From 403a7cb6c34d163e4f120387b5dc5487d30bb1d5 Mon Sep 17 00:00:00 2001
From: Jeremy Barnes <jeremy@barneso.com>
Date: Sun, 10 Jan 2016 22:39:13 -0500
Subject: Alternative way of forcing instantiation of device kernels without
 causing warnings or requiring device to device kernel invocations.

This allows Tensorflow to work on SM 3.0 (ie, Amazon EC2) machines.
---
 unsupported/Eigen/CXX11/src/Tensor/TensorReductionCuda.h | 4 ++--
 1 file changed, 2 insertions(+), 2 deletions(-)

(limited to 'unsupported/Eigen/CXX11/src/Tensor/TensorReductionCuda.h')

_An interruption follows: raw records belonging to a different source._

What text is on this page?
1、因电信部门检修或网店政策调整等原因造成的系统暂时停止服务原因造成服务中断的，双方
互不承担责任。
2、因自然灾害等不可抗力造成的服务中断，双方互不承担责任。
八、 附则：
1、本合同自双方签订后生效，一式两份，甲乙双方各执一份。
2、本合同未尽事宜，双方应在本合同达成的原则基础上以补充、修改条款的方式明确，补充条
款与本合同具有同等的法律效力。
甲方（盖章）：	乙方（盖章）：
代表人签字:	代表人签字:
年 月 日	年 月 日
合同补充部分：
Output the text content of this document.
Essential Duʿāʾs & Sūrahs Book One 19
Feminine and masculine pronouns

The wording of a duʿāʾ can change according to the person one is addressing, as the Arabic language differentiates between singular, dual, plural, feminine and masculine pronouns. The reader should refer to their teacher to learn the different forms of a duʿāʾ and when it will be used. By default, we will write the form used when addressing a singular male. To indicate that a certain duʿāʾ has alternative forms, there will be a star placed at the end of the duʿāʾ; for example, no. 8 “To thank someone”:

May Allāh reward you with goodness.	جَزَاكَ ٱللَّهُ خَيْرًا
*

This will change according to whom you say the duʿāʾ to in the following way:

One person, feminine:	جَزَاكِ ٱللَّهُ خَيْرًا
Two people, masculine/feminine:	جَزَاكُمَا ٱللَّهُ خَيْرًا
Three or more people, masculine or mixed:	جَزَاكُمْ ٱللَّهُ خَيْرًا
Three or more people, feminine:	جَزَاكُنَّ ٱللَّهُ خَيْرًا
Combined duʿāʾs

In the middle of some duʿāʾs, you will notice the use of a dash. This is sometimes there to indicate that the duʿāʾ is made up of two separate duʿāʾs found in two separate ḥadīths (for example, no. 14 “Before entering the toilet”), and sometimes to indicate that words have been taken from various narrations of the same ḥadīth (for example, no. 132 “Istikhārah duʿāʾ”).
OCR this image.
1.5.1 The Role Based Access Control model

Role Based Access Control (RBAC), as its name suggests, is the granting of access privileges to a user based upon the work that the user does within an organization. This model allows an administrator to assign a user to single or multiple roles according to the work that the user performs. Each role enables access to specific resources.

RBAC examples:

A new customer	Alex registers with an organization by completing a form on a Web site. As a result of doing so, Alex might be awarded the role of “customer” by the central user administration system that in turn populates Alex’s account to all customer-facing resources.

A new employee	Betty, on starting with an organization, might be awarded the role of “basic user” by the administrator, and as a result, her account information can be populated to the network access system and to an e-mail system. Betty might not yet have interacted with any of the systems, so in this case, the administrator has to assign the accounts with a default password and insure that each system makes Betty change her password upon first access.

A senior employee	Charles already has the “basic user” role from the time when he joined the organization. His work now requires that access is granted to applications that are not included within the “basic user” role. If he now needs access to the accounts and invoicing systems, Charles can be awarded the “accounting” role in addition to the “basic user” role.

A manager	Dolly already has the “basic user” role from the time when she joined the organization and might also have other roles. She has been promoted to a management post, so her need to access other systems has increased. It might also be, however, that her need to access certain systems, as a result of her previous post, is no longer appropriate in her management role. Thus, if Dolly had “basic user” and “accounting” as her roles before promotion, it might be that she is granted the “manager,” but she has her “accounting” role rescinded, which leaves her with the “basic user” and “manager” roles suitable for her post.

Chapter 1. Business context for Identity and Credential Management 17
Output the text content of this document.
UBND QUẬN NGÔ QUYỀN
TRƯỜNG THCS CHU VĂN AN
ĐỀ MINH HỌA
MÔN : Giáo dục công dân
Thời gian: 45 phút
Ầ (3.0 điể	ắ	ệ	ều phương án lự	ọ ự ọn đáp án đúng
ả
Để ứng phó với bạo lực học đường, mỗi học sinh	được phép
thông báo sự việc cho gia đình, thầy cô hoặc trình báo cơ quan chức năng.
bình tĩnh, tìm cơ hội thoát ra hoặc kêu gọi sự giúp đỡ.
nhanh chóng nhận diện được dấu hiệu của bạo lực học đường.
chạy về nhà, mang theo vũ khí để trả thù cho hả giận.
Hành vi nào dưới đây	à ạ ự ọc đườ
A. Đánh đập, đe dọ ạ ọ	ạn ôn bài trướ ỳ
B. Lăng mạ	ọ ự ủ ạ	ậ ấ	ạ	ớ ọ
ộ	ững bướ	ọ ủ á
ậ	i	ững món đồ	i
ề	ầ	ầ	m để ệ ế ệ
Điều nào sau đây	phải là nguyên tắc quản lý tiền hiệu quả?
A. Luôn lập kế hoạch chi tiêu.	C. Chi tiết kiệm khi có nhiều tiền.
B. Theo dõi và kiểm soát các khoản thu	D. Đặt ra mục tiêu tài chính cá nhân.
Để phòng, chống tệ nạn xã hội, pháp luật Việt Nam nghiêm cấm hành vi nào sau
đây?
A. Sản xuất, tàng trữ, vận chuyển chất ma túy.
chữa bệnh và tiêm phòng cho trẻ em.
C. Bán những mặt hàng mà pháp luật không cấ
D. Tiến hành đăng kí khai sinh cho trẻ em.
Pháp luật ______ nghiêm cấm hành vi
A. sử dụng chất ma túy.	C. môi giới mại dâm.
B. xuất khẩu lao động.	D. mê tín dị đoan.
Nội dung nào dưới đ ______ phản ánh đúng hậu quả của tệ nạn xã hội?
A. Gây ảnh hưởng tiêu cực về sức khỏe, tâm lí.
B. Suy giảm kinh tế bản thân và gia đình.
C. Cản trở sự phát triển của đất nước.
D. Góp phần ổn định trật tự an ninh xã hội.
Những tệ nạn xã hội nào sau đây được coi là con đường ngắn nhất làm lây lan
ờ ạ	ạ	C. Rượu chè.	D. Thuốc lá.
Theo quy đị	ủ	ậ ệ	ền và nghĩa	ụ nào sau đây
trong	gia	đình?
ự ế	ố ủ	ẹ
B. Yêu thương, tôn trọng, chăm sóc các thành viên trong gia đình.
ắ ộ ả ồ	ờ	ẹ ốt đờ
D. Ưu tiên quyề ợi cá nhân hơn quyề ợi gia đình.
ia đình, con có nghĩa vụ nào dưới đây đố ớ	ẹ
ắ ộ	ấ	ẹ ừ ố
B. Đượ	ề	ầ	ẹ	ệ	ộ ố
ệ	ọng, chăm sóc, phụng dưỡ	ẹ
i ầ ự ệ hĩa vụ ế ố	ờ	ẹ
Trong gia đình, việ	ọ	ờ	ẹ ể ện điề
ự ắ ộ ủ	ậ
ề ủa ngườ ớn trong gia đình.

diff --git a/unsupported/Eigen/CXX11/src/Tensor/TensorReductionCuda.h b/unsupported/Eigen/CXX11/src/Tensor/TensorReductionCuda.h
index 558d0c83d..374edb605 100644
--- a/unsupported/Eigen/CXX11/src/Tensor/TensorReductionCuda.h
+++ b/unsupported/Eigen/CXX11/src/Tensor/TensorReductionCuda.h
@@ -116,7 +116,7 @@ struct FullReducer<Self, Op, GpuDevice, Vectorizable> {
 
   template <typename OutputType>
   static void run(const Self& self, Op& reducer, const GpuDevice& device, OutputType* output) {
-    assert(false && "Should only be called on floats");
+    eigen_assert(false && "Should only be called on floats");
   }
 
   static void run(const Self& self, Op& reducer, const GpuDevice& device, float* output) {
@@ -126,7 +126,7 @@ struct FullReducer<Self, Op, GpuDevice, Vectorizable> {
     const int block_size = 256;
     const int num_per_thread = 128;
     const int num_blocks = std::ceil(static_cast<float>(num_coeffs) / (block_size * num_per_thread));
-    LAUNCH_CUDA_KERNEL((FullReductionKernel<block_size, num_per_thread>),
+    LAUNCH_CUDA_KERNEL((FullReductionKernel<block_size, num_per_thread, Self, Op, Index>),
                        num_blocks, block_size, 0, device, reducer, self, num_coeffs, output);
   }
 };
-- 
cgit v1.2.3